I had just finished servicing the one-hundred and twentieth car, making sure it’s batteries were charged from the reactor far below, its petrol engine was functioning and its heated leather seats were perfectly aligned. The onboard computer was fully up and running too. I was doing my last check by lying in the fully reclined rear seat and playing solitaire on screen when I felt a tremor. Then eight more.

I jogged down the line of vehicles to the master board. As I hit the ‘prepare’ button, I saw the lights flash on the platform of the evacuation line. Minutes later, as I covered the other duties that a team of eight should have been here to do, a single four-unit train whistled in and came to a standstill. The doors remained closed, each with the hackle-raising red glow of a contamination light above it.

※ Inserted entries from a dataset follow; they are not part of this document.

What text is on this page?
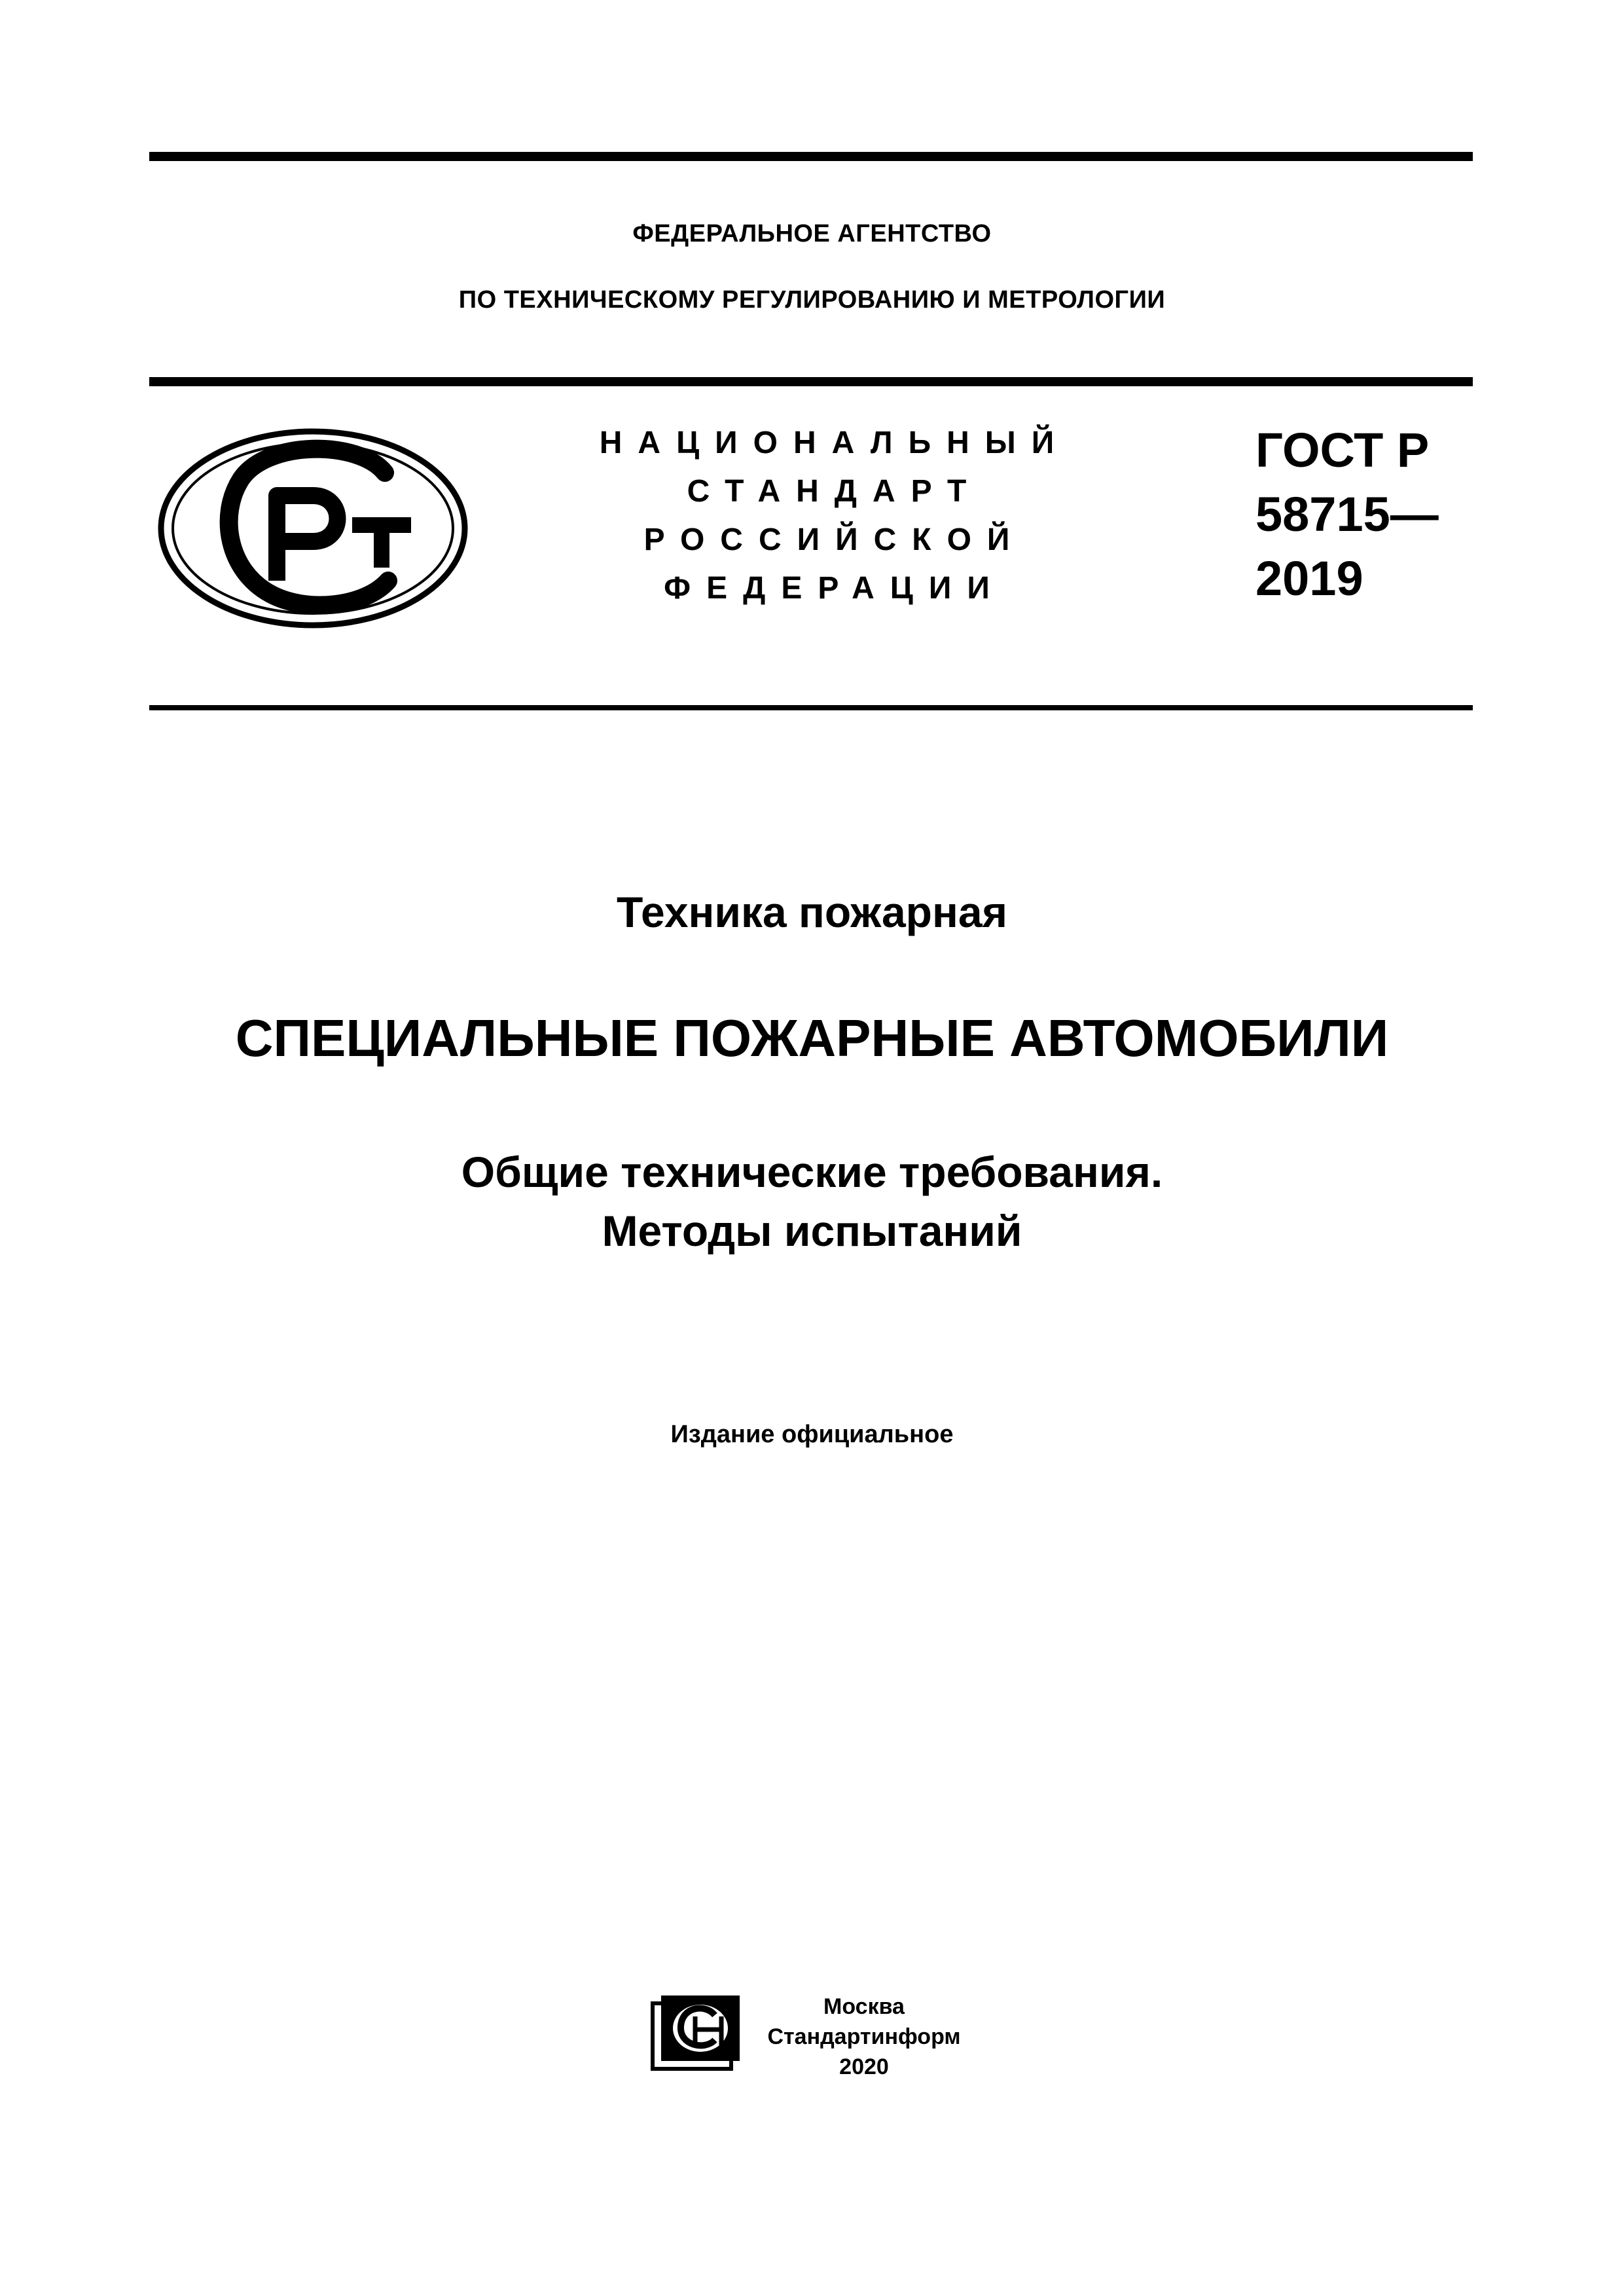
ФЕДЕРАЛЬНОЕ АГЕНТСТВО
ПО ТЕХНИЧЕСКОМУ РЕГУЛИРОВАНИЮ И МЕТРОЛОГИИ
НАЦИОНАЛЬНЫЙ
СТАНДАРТ
РОССИЙСКОЙ
ФЕДЕРАЦИИ
ГОСТ Р
58715—
2019
Техника пожарная
СПЕЦИАЛЬНЫЕ ПОЖАРНЫЕ АВТОМОБИЛИ
Общие технические требования.
Методы испытаний
Издание официальное
Москва
Стандартинформ
2020
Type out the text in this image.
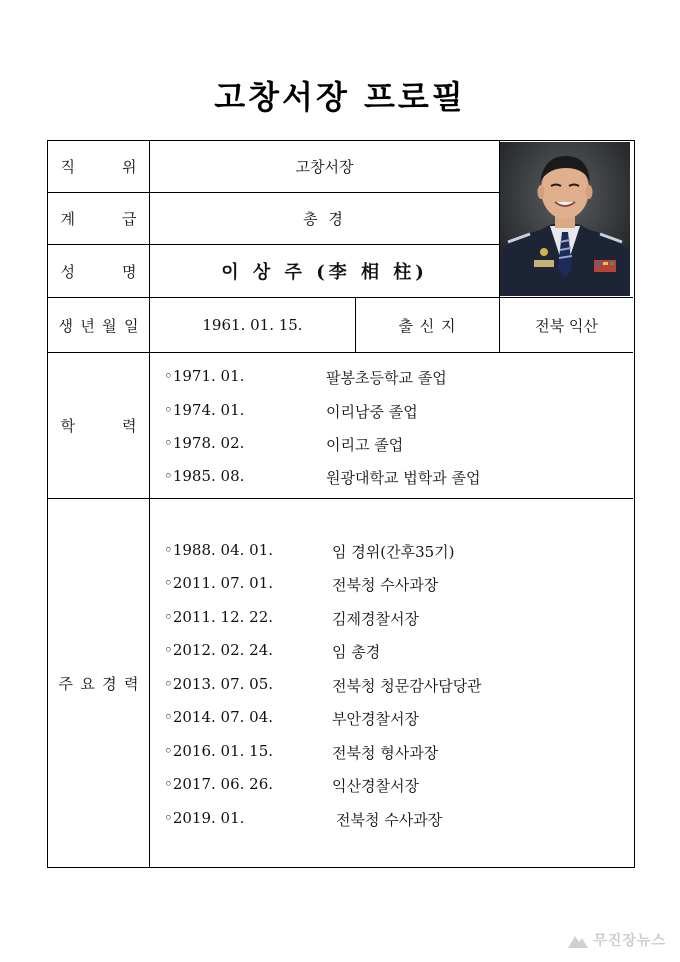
고창서장 프로필
직	위	고창서장
계	급	총 경
성	명	이 상 주 (李 相 柱)
생 년 월 일	1961. 01. 15.	출 신 지	전북 익산
학	력
◦1971. 01.	팔봉초등학교 졸업
◦1974. 01.	이리남중 졸업
◦1978. 02.	이리고 졸업
◦1985. 08.	원광대학교 법학과 졸업
주 요 경 력
◦1988. 04. 01.	임 경위(간후35기)
◦2011. 07. 01.	전북청 수사과장
◦2011. 12. 22.	김제경찰서장
◦2012. 02. 24.	임 총경
◦2013. 07. 05.	전북청 청문감사담당관
◦2014. 07. 04.	부안경찰서장
◦2016. 01. 15.	전북청 형사과장
◦2017. 06. 26.	익산경찰서장
◦2019. 01.	전북청 수사과장
무진장뉴스
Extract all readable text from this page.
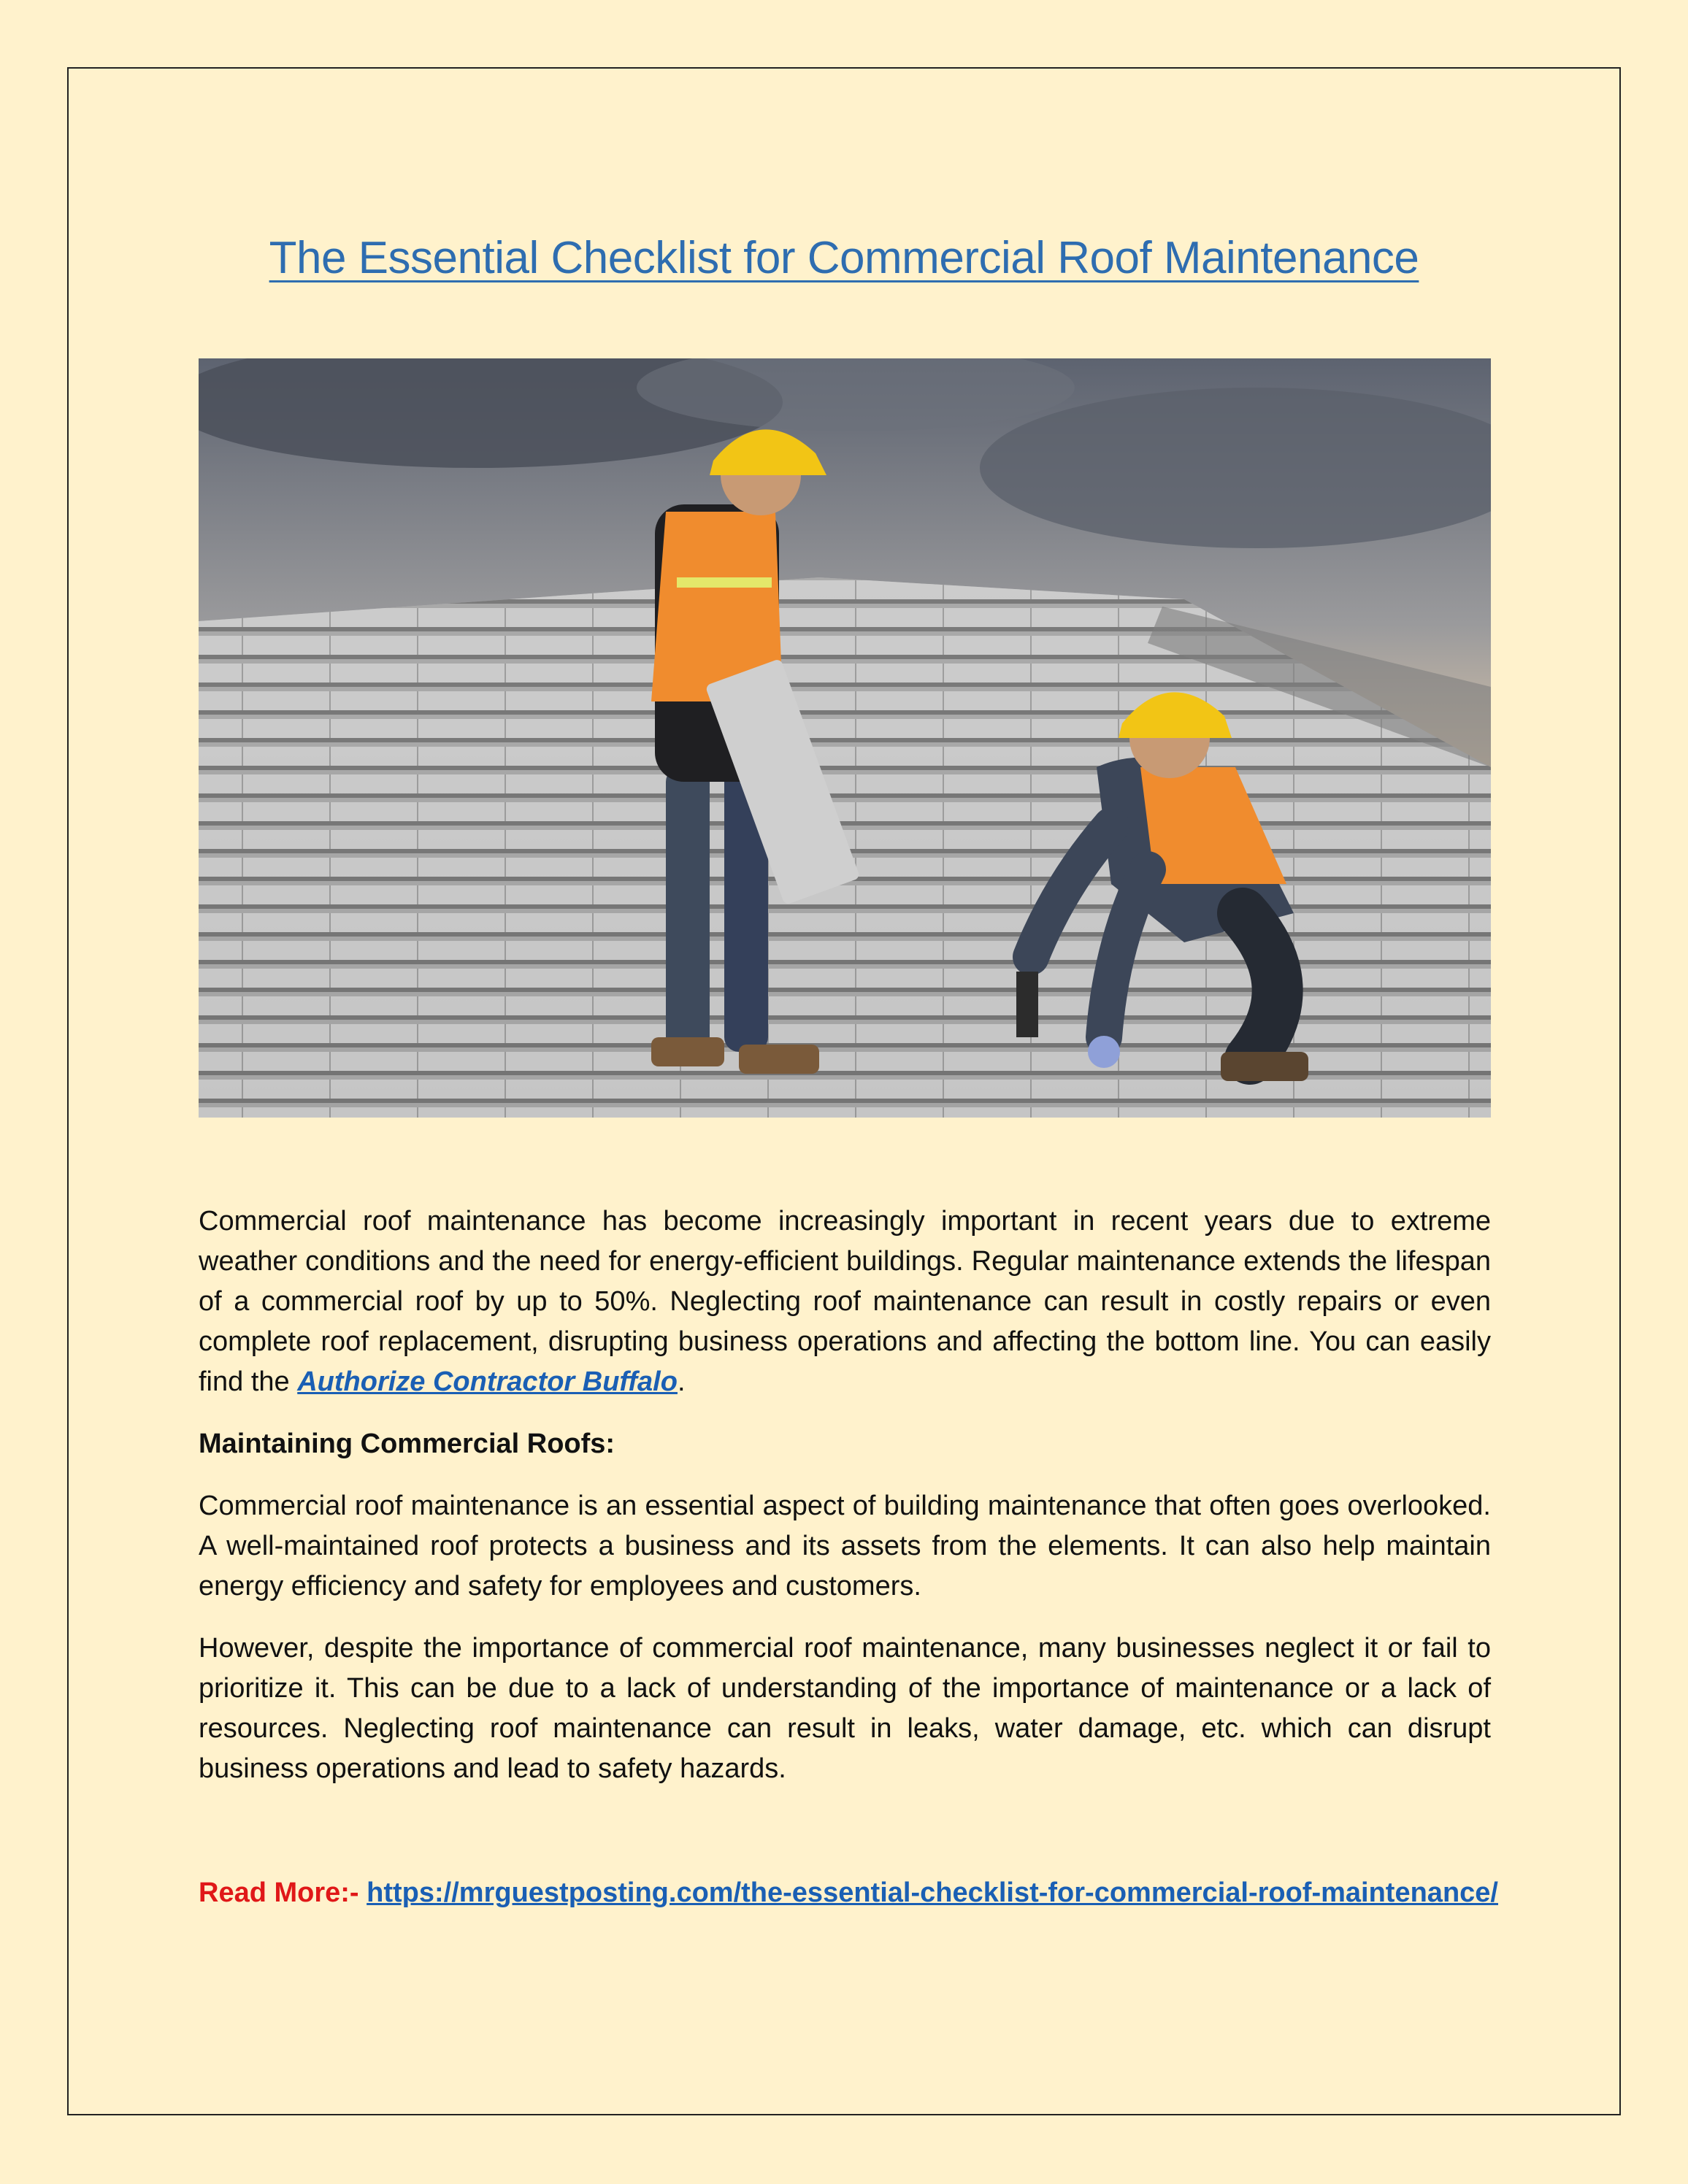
The Essential Checklist for Commercial Roof Maintenance

Commercial roof maintenance has become increasingly important in recent years due to extreme weather conditions and the need for energy-efficient buildings. Regular maintenance extends the lifespan of a commercial roof by up to 50%. Neglecting roof maintenance can result in costly repairs or even complete roof replacement, disrupting business operations and affecting the bottom line. You can easily find the Authorize Contractor Buffalo.

Maintaining Commercial Roofs:

Commercial roof maintenance is an essential aspect of building maintenance that often goes overlooked. A well-maintained roof protects a business and its assets from the elements. It can also help maintain energy efficiency and safety for employees and customers.

However, despite the importance of commercial roof maintenance, many businesses neglect it or fail to prioritize it. This can be due to a lack of understanding of the importance of maintenance or a lack of resources. Neglecting roof maintenance can result in leaks, water damage, etc. which can disrupt business operations and lead to safety hazards.

Read More:- https://mrguestposting.com/the-essential-checklist-for-commercial-roof-maintenance/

After five minutes, I dared to go up onto the carpet of the platform and investigate. Inside the first carriage the floor was covered in sludge. It soaked the thousand-pound suits and lapped against the briefcases locked to skeletal wrists. The government and their favourites were chunky soup.

The vomiting fit passed and I went along the carriages, looking for any signs of life. I couldn’t have got in, even if I wanted to. The override codes for the doors were above my clearance.

In the last carriage, a single man sat by the window, dried blood under his nose, ears and mouth. He looked at me and shouted, blood flecking the glass.

“Can you get me out?”

I shook my head.

He smiled. “Can’t or won’t?”

I shouted back. “I don’t have the codes.”

He nodded. “Anyone else make it?”

I shook my head again.

“Guess you’re it, then. What section are you with?”

“Secure vehicles, engineering unit four.”

He laughed; more blood on the window. “Typical. A mechanic is the only one we save.”

With one hand, he wrote a sequence of numbers and letters on the glass.

“That’s the access code. Select ‘untrained’ from the menu and the system will run in idiot mode.”

With that, he coughed hard and most of his face came off. I backed away quickly and sprinted to the main board. The code got me a lot of functions that the ‘idiot mode’ helped me with. I sent the train back out into the tunnel, then retracted the rail and closed the steel and cement iris doors. Straight away I fired up a car and headed for the sanctuary.

After six miles the downward slope of the road ended in a tunnel-shaped lake of still, dark water. So I drove back.

I’ve got a hundred and twenty cars, each stocked to keep six people alive for a month. I have access to thousands of books, films, games and music tracks, but it is a closed system with no access to the outside – that was available from the sanctuary; this was just a stopover.

Once a week I play thrash metal really loud for as long as I can stand it. Hopefully someone will hear before I die of old age or go insane.